I put my phone down for a second. I’m angry. Deflated. So he doesn’t like me, he just thinks I’m cool. It wasn’t like I was saying he thinks I’m the best thing in the world. It’s just…It felt good to be liked, whatever that means.

SN:
wait, stop. come back. I’m sorry.

Me:
And?

SN:
it’s just that I like talking to you here. like this. I meant it. I do like you. irl, you make me nervous or something. it would just be different to actually talk-talk. and this works, right?

Me:
Yeah. But…

SN:
I’ll give you three more things: (1) I like music and books and video games more than people. people make me awkward. (2) I used to sleep with a blanket when I was little, which I called…wait for it…Blanket, and okay, fine, I still do. (3) a year ago, I was a totally different person.

Me:
Why? Who were you?

SN:
happy. or happier. simpler. a bit more normal, if that’s even a thing.

Me:
And then…

A long beat. I wait.

SN:
my sister died. suddenly. long story. and now. well, you know how it is.

Me:
Yeah.

SN:
your mom died, right? am I allowed to ask that?

Me:
How did you

SN:
Theo. I mean, he didn’t tell me, but someone told me that you’re his stepsister, so I sort of put it together. is it okay that I asked you that? I seem to have lost all sense of what you are allowed to say to people.

Me:
Yes, it’s okay. To ask, I mean. The fact of it is…well, not okay. I don’t know.
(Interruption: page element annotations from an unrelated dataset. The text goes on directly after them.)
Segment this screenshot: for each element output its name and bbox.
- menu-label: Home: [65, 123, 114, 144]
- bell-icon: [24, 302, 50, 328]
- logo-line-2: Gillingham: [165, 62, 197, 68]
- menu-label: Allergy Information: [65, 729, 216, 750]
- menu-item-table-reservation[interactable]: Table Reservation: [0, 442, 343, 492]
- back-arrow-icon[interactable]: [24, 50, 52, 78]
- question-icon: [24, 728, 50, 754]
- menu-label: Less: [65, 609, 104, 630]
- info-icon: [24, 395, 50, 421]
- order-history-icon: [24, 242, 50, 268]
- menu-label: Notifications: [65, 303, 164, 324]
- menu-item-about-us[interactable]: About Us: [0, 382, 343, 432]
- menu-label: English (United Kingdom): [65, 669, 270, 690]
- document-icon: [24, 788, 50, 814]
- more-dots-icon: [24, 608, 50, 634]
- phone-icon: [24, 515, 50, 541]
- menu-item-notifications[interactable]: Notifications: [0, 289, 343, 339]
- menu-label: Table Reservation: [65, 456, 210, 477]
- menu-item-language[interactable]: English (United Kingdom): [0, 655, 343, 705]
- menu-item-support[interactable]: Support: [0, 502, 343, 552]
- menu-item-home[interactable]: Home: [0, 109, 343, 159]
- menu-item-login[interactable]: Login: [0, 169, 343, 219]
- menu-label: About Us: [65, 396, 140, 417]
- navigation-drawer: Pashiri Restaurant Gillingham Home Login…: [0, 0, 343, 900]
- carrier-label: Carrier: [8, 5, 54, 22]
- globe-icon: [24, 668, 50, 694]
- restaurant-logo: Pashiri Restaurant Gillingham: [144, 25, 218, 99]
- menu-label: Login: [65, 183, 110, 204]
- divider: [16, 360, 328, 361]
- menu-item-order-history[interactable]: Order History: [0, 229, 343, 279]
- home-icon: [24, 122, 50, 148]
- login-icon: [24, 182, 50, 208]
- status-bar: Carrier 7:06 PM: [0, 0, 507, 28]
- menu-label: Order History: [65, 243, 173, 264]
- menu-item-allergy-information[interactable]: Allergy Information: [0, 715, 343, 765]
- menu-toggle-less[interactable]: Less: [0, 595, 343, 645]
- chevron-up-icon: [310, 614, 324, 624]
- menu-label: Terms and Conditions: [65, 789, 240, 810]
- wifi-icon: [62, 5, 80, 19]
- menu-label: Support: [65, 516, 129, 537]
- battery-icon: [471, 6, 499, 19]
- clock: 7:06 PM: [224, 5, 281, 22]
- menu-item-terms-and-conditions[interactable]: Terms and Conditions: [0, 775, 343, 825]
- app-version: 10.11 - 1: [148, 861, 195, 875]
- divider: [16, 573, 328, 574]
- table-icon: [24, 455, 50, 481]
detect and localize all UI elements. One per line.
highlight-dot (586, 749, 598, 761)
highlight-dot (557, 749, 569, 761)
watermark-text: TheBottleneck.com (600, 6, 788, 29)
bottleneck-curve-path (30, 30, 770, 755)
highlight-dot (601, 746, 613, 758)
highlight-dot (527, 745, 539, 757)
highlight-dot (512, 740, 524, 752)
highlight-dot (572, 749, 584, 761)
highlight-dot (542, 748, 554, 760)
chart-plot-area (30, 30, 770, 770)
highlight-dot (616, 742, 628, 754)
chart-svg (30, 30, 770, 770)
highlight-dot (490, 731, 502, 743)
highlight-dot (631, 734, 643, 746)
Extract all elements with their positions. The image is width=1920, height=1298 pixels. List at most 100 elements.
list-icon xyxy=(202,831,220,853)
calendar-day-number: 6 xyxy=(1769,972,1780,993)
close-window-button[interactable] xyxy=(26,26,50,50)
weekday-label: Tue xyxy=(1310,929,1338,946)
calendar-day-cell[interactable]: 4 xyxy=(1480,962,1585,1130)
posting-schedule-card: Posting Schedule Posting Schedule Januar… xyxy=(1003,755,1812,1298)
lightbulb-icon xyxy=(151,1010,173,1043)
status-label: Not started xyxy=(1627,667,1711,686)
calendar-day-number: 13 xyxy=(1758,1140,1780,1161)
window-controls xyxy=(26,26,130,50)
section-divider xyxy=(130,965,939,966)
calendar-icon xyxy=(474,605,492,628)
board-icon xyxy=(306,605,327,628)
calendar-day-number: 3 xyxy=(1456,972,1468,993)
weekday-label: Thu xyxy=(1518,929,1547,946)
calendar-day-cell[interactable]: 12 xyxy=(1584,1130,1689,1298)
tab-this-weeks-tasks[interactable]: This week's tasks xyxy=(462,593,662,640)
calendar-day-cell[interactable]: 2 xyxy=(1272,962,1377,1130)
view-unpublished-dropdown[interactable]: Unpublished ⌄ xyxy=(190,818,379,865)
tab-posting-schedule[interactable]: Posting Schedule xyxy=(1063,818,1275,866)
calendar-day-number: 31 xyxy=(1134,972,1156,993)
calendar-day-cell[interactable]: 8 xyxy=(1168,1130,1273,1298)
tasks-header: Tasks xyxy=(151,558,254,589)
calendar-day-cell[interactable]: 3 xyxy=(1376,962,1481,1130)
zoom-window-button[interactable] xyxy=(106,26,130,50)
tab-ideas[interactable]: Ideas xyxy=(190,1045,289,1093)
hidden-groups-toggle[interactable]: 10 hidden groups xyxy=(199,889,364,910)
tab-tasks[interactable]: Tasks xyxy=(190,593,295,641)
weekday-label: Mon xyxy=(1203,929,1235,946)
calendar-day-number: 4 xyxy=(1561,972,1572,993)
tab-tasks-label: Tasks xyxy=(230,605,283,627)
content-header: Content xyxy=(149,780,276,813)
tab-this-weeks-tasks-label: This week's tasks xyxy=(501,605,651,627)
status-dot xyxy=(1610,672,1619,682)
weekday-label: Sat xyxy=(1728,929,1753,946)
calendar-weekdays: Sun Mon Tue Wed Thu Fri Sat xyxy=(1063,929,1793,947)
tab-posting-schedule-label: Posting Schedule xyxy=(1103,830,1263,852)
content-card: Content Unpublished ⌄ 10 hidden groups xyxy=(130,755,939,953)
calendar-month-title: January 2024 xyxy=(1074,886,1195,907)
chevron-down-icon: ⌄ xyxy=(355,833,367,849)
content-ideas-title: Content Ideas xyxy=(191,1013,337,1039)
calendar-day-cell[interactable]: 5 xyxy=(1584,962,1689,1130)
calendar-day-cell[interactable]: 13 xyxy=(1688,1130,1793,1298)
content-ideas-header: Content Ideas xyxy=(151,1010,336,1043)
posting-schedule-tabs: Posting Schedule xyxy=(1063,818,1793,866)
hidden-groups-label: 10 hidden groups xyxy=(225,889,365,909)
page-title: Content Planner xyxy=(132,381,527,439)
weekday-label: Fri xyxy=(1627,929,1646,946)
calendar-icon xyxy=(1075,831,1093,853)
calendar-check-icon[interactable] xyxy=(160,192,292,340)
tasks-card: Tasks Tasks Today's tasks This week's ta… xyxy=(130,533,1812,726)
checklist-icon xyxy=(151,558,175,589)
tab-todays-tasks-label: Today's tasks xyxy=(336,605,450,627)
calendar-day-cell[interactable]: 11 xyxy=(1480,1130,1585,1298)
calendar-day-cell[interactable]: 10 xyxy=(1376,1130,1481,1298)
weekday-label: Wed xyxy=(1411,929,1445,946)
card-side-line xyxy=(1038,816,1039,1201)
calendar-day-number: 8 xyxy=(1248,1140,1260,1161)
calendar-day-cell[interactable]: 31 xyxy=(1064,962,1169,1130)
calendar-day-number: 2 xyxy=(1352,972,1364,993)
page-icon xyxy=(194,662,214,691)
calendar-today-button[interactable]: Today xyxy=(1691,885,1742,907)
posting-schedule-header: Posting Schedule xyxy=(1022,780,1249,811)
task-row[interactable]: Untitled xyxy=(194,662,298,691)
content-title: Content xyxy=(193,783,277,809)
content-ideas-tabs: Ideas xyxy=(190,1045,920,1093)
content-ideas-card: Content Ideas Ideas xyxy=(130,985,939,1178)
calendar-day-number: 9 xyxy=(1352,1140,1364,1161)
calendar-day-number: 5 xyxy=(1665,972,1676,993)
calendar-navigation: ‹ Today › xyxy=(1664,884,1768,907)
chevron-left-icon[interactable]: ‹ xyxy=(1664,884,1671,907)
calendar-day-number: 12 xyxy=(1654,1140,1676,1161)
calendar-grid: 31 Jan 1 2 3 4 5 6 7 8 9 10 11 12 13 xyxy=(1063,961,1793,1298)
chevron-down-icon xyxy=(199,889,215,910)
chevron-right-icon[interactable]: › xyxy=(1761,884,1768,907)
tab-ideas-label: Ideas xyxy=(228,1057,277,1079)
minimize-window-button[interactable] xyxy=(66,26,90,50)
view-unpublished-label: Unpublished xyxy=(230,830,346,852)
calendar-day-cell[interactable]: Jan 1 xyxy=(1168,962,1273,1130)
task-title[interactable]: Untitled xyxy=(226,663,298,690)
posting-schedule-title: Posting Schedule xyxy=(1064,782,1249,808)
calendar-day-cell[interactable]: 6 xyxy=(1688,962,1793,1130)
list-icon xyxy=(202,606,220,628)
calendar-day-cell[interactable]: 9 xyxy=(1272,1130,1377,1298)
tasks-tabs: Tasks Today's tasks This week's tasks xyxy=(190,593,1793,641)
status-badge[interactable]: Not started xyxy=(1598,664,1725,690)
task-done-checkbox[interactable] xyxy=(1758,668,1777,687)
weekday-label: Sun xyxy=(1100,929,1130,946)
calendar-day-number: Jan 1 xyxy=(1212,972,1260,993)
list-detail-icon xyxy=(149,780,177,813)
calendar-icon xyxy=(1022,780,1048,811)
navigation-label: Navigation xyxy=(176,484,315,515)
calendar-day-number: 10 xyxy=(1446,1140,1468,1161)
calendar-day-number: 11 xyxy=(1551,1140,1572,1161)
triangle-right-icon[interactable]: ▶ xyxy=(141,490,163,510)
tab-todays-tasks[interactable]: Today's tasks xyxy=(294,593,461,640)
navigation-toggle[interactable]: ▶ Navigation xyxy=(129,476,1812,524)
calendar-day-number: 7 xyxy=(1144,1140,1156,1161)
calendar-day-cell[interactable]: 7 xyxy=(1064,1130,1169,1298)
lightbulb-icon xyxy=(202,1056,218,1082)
It’s…

SN:
yeah, it’s.

Me:
Right.

SN:
how long ago?

Me:
765 days, five hours, twenty-two minutes. You?

SN:
196 days, one hour, three minutes.

Me:
You count too?

SN:
I count too.

I think about SN’s sister. I don’t know why, but I picture a twelve-year-old girl, pigtails, sick. But of course that’s all in my imagination. I have too many questions: How old was she? How did she die? Then again, she’s no longer here. That’s what matters. The “hows” are, again, mere detail.

Later. Not now. Maybe I’ll ask later.